Severe prolonged sedation associated with coadministration of protease inhibitors and intravenous midazolam during bronchoscopy.

STUDY OBJECTIVE

To determine whether human immunodeficiency virus (HIV)-positive patients who received intravenous midazolam during an inpatient bronchoscopy procedure were more likely to experience severe prolonged sedation if they were taking antiretroviral therapy that included a protease inhibitor versus those who were not taking any antiretroviral therapy.

DESIGN

Retrospective cohort study.

SETTING

Tertiary care academic medical center.

PATIENTS

Two hundred forty-one HIV-positive adults who received intravenous midazolam while undergoing bronchoscopy between January 1, 2003, and December 31, 2006, were analyzed; 51 patients were taking an antiretroviral regimen that included a protease inhibitor (exposed group), whereas 190 patients were not taking any antiretroviral agents (nonexposed group).

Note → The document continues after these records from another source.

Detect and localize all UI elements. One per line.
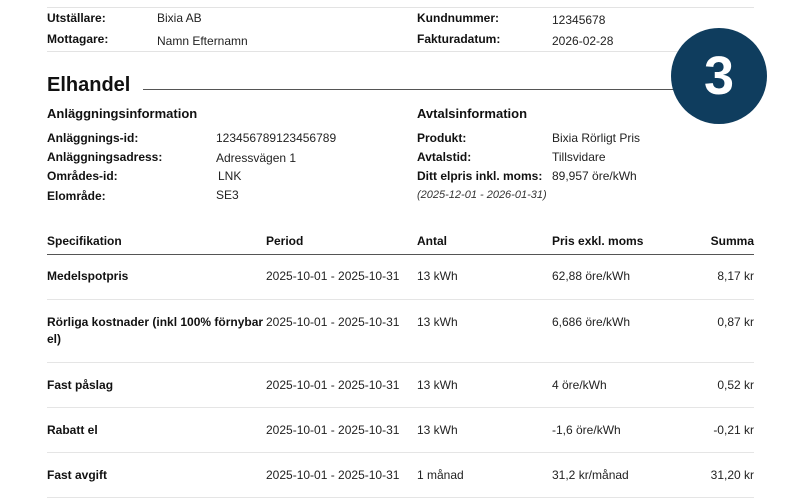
table-row-period: 2025-10-01 - 2025-10-31 <box>266 423 400 437</box>
row-divider <box>47 497 754 498</box>
seller-value: Bixia AB <box>157 11 202 25</box>
top-divider <box>47 7 754 8</box>
col-header-sum: Summa <box>710 234 754 248</box>
facility-id-value: 123456789123456789 <box>216 131 337 145</box>
area-id-label: Områdes-id: <box>47 169 118 183</box>
table-row-price: 31,2 kr/månad <box>552 468 629 482</box>
table-row-period: 2025-10-01 - 2025-10-31 <box>266 315 400 329</box>
product-label: Produkt: <box>417 131 467 145</box>
contract-term-label: Avtalstid: <box>417 150 472 164</box>
col-header-quantity: Antal <box>417 234 447 248</box>
table-row-quantity: 1 månad <box>417 468 464 482</box>
facility-id-label: Anläggnings-id: <box>47 131 139 145</box>
row-divider <box>47 407 754 408</box>
table-row-price: 4 öre/kWh <box>552 378 607 392</box>
facility-heading: Anläggningsinformation <box>47 106 198 121</box>
table-row-period: 2025-10-01 - 2025-10-31 <box>266 269 400 283</box>
seller-label: Utställare: <box>47 11 106 25</box>
table-row-spec: Medelspotpris <box>47 269 129 283</box>
price-area-value: SE3 <box>216 188 239 202</box>
table-row-price: 62,88 öre/kWh <box>552 269 631 283</box>
price-period-note: (2025-12-01 - 2026-01-31) <box>417 189 547 201</box>
table-row-quantity: 13 kWh <box>417 423 458 437</box>
table-header-rule <box>47 254 754 255</box>
table-row-period: 2025-10-01 - 2025-10-31 <box>266 378 400 392</box>
table-row-sum: 31,20 kr <box>710 468 754 482</box>
col-header-specification: Specifikation <box>47 234 122 248</box>
facility-address-label: Anläggningsadress: <box>47 150 163 164</box>
contract-term-value: Tillsvidare <box>552 150 606 164</box>
table-row-spec: Rabatt el <box>47 423 98 437</box>
table-row-sum: 0,87 kr <box>717 315 754 329</box>
electricity-price-label: Ditt elpris inkl. moms: <box>417 169 543 183</box>
table-row-price: 6,686 öre/kWh <box>552 315 631 329</box>
area-id-value: LNK <box>218 169 242 183</box>
recipient-value: Namn Efternamn <box>157 34 248 48</box>
page-number-badge: 3 <box>671 28 767 124</box>
invoice-date-value: 2026-02-28 <box>552 34 614 48</box>
contract-heading: Avtalsinformation <box>417 106 528 121</box>
recipient-label: Mottagare: <box>47 32 109 46</box>
customer-number-value: 12345678 <box>552 13 606 27</box>
price-area-label: Elområde: <box>47 189 106 203</box>
table-row-sum: 8,17 kr <box>717 269 754 283</box>
table-row-spec-continued: el) <box>47 332 62 346</box>
section-title: Elhandel <box>47 74 131 96</box>
customer-number-label: Kundnummer: <box>417 11 499 25</box>
col-header-period: Period <box>266 234 304 248</box>
table-row-period: 2025-10-01 - 2025-10-31 <box>266 468 400 482</box>
row-divider <box>47 362 754 363</box>
table-row-spec: Rörliga kostnader (inkl 100% förnybar <box>47 315 264 329</box>
table-row-quantity: 13 kWh <box>417 269 458 283</box>
invoice-date-label: Fakturadatum: <box>417 32 501 46</box>
facility-address-value: Adressvägen 1 <box>216 151 297 165</box>
info-divider <box>47 51 754 52</box>
table-row-price: -1,6 öre/kWh <box>552 423 621 437</box>
row-divider <box>47 299 754 300</box>
product-value: Bixia Rörligt Pris <box>552 131 641 145</box>
table-row-quantity: 13 kWh <box>417 378 458 392</box>
table-row-sum: -0,21 kr <box>713 423 754 437</box>
row-divider <box>47 452 754 453</box>
table-row-spec: Fast påslag <box>47 378 114 392</box>
electricity-price-value: 89,957 öre/kWh <box>552 169 637 183</box>
col-header-price: Pris exkl. moms <box>552 234 644 248</box>
section-title-rule <box>143 89 683 90</box>
table-row-sum: 0,52 kr <box>717 378 754 392</box>
table-row-spec: Fast avgift <box>47 468 108 482</box>
table-row-quantity: 13 kWh <box>417 315 458 329</box>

MEASUREMENTS AND MAIN RESULTS

Patient demographics, medication administration records, and bronchoscopy data were collected from electronic databases and patient medical records. The exposed and nonexposed groups had similar demographic characteristics except that patients in the exposed group had lower HIV viral loads and were less likely to have altered mental status or respiratory distress before bronchoscopy. In addition, the exposed group had a higher proportion of males and patients with hepatitis B or C virus coinfection. The incidence of severe prolonged sedation was 9.80% in the exposed group versus 1.58% in the nonexposed group (relative risk [RR] 6.21, 95% confidence interval [CI] 1.53-25.12). Specific protease inhibitors associated with severe prolonged sedation were atazanavir-ritonavir and lopinavir-ritonavir. Length of hospital stay was approximately 3 days longer in the exposed group compared with the nonexposed group.

CONCLUSION

Although the interaction between intravenous midazolam and protease inhibitors is well known, this study was the first systematic evaluation, to our knowledge, of the risk of severe prolonged sedation in a cohort of hospitalized HIV-positive patients. Coadministration of protease inhibitors with intravenous midazolam was associated with severe prolonged sedation as well as increased length of hospital stay. Therefore, concomitant use of these drugs should be closely monitored, or alternative sedatives for procedural sedation should be considered.